Objectives: We conducted a umbrella review of existing studies to determine the prevalence, clinical features, diagnostic methods, and management plans for secondary causes of childhood obesity.
Methods: We searched the PubMed/MEDLINE, Web of Science, Scopus, and Embase databases for systematic reviews, meta-analyses, and clinical guidelines published between January 2000 and December 2025. We focused only on children and adolescents (aged 0–18 years). We checked the quality of their methods using AMSTAR-2, and then we ran a narrative synthesis across the reviews for each specific cause.

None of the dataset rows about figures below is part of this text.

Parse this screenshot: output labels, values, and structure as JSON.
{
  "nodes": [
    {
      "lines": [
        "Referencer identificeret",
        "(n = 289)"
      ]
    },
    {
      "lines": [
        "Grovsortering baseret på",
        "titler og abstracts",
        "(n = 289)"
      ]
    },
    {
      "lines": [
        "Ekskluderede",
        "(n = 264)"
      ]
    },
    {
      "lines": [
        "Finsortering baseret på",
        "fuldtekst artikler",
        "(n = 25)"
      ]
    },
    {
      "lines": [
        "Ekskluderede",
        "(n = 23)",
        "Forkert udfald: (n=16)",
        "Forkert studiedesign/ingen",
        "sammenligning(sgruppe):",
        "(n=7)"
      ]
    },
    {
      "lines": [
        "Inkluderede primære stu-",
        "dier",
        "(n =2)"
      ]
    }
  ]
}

Results: We identified 30 eligible reviews, providing data from > 15,000 children. We grouped the findings into five main categories: monogenic obesity (MC4R deficiency accounts for 2–5% of severe early-onset cases), genetic syndromes (Prader-Willi syndrome occurs in 1 out of every 15,000–25,000 children), hypothalamic obesity (occurs in 25–60% of patients after craniopharyngioma), obesity caused by medications (affects 15–30% of children taking atypical antipsychotics), and endocrine causes (less than 1%). The AMSTAR-2 ratings varied from low to high quality. We found the strongest and most consistent evidence for using growth hormone therapy in Prader-Willi syndrome and for managing weight spikes associated with antipsychotics.
Conclusions: This umbrella review proves that secondary causes account for 5–10% of childhood obesity and demand highly tailored treatment plans. Specific drugs (e.g., setmelanotide, recombinant leptin, and growth hormone) offer significant benefits for certain subtypes. Physicians should apply a strict red-flag checklist to identify such cases. Future reviews should incorporate the latest genomic data as precision medicine improves.